As for the effect of these growing economies on the position of the United States, it all depends on who is doing the growing. The problem for the British Empire at the beginning of the twentieth century was not its substantial decline relative to the United States, a generally friendly power whose interests did not fundamentally conflict with Britain’s. Even in the Western Hemisphere, British trade increased as it ceded dominance to the United States. The problem was Britain’s decline relative to Germany, which aimed for supremacy on the European continent, sought to compete with Britain on the high seas, and in both respects posed a threat to Britain’s core security. In the case of the United States, the dramatic and rapid rise of the German and Japanese economies during the Cold War reduced American primacy in the world much more than the more recent “rise of the rest.” America’s share of the world’s GDP, nearly 50 percent after World War II, fell to roughly 25 percent by the early 1970s, where it has remained ever since. But that “rise of the rest” did not weaken the United States. If anything, it strengthened it. Germany and Japan were and are close democratic allies, key pillars of the American world order. The growth of their economies actually shifted the balance irretrievably against the Soviet bloc and helped bring about its demise.

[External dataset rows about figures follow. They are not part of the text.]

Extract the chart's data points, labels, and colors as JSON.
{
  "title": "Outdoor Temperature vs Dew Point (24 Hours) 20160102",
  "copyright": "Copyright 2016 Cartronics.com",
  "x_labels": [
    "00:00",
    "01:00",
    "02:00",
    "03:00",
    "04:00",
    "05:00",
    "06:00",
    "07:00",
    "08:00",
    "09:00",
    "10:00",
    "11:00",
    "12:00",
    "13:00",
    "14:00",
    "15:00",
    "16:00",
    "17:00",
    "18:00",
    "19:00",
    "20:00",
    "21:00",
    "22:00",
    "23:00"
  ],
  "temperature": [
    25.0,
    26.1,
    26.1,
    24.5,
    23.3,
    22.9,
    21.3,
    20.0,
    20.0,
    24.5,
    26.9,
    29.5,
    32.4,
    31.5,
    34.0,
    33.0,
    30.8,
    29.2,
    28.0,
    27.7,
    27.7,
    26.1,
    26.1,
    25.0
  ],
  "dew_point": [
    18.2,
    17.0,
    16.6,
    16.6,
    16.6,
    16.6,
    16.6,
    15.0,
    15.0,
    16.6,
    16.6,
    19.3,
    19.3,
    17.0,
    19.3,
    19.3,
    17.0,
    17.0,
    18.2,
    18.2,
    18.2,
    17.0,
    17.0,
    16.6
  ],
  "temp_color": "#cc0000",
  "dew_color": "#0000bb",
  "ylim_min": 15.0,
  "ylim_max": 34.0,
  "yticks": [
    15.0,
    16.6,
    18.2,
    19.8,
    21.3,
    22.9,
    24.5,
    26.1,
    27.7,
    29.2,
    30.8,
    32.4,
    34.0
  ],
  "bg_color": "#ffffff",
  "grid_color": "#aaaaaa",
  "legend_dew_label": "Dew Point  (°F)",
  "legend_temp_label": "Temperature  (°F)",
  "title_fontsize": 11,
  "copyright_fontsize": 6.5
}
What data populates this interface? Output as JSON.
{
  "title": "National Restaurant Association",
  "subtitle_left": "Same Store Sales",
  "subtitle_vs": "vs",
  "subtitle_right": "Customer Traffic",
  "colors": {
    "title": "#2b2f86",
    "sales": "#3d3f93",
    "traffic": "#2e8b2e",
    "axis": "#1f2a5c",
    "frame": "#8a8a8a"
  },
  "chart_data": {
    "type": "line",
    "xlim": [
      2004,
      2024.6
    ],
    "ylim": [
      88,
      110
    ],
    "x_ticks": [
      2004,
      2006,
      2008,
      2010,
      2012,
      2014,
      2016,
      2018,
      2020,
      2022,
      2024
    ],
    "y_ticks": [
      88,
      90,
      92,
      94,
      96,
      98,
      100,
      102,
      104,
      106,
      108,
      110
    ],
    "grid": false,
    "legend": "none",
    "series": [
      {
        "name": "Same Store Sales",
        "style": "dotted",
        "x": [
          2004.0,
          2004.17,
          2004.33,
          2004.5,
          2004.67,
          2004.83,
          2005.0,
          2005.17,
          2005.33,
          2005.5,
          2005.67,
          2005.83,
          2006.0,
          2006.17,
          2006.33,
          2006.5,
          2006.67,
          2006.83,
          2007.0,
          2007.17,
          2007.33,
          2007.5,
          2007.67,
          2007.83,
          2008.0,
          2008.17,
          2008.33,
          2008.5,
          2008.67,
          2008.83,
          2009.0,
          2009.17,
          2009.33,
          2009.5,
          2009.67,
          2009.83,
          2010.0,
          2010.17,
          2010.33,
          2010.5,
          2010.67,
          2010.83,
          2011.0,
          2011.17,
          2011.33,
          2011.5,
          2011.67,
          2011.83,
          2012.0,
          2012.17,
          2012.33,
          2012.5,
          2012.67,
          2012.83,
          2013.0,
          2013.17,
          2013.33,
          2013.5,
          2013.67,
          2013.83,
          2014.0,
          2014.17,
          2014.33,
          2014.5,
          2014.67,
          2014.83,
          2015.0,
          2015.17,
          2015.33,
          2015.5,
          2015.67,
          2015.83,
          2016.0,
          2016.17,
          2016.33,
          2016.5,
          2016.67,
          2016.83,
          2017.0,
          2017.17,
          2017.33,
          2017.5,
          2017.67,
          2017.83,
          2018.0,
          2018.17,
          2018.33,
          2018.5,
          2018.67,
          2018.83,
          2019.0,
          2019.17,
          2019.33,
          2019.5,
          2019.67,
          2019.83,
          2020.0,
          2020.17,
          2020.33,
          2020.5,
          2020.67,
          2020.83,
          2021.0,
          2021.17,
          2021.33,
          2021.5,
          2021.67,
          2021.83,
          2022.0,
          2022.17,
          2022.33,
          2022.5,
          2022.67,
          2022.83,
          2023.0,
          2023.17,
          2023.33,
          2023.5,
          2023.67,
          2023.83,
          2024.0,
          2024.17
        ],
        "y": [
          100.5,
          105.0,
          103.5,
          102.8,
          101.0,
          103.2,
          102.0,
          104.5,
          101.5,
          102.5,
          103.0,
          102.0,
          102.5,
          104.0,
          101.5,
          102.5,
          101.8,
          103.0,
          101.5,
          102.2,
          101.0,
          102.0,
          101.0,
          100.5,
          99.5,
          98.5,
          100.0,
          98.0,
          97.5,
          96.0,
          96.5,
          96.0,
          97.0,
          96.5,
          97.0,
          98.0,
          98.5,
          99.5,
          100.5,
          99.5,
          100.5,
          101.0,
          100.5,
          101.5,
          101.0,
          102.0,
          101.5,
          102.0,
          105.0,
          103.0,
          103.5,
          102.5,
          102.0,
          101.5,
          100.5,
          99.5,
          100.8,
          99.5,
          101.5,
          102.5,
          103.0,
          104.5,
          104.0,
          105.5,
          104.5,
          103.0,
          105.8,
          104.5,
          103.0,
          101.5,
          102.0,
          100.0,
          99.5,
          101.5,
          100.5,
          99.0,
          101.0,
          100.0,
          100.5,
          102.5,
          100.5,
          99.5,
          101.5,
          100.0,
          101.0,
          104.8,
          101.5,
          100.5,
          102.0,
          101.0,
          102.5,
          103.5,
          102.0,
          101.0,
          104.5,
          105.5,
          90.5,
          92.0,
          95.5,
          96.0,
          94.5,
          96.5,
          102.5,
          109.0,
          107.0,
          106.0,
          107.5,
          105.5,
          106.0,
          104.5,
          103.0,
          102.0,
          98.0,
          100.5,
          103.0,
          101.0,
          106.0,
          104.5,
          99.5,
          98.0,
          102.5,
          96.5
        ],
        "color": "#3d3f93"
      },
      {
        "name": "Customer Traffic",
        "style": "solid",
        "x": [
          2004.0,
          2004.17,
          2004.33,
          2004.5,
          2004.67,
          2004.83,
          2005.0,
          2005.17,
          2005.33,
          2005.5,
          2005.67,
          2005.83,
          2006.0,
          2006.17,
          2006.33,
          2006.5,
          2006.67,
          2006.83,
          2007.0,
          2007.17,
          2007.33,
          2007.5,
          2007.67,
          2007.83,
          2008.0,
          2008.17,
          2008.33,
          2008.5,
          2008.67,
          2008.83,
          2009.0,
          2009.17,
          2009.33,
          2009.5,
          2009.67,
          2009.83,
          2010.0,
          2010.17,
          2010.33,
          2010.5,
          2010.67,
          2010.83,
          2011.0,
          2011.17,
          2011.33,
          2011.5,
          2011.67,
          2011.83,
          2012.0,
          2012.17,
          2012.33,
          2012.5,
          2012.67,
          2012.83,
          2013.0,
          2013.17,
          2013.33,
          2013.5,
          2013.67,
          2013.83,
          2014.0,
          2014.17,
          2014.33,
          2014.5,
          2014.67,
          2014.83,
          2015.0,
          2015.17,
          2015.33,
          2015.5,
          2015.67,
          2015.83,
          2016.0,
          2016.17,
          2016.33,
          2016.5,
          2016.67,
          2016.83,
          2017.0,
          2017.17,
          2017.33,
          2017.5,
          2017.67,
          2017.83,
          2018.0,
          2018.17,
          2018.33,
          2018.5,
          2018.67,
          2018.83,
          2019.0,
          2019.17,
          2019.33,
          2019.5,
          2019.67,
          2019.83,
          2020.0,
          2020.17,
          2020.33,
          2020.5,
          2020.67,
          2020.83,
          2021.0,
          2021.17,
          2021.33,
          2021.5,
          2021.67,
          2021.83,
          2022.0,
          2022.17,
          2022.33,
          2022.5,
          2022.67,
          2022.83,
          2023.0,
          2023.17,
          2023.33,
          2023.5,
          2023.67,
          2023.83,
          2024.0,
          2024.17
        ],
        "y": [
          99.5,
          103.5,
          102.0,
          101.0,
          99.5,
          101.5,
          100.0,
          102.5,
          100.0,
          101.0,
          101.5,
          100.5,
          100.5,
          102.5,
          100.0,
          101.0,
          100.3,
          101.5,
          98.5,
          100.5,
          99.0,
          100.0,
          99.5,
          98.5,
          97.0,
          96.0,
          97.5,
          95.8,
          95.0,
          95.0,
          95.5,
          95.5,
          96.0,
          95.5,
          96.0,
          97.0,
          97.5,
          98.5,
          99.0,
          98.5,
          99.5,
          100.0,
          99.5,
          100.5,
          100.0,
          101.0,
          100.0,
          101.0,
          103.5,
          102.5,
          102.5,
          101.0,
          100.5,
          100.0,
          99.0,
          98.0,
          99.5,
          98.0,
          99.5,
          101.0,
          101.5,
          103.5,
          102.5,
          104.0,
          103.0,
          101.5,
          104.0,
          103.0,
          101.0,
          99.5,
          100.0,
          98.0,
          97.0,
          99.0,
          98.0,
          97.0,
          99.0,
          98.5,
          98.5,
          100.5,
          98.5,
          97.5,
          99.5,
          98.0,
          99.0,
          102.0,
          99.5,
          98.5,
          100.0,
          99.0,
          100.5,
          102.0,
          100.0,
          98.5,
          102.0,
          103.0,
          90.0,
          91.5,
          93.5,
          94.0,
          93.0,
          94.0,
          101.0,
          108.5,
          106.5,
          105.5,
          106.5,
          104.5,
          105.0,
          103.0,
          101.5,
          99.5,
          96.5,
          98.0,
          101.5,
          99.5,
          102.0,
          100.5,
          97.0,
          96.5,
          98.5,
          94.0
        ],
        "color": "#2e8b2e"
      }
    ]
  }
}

When gauging the impact of the growing economies
of other countries today, one has to make the same kinds of calculations. Does the growth of the Brazilian economy, or of the Indian economy, diminish American global power? Both nations are friendly, and India is increasingly a strategic partner of the United States. If America’s future competitor in the world is likely to be China, then a richer and more powerful India will be an asset, not a liability, to the United States. Overall, the fact that Brazil, India, Turkey, and South Africa are enjoying a period of economic growth—which may or may not last indefinitely—is either irrelevant to America’s strategic position or of benefit to it. At present, only the growth of China’s economy can be said to have implications for American power in the future, and only insofar as the Chinese translate enough of their growing economic strength into military strength.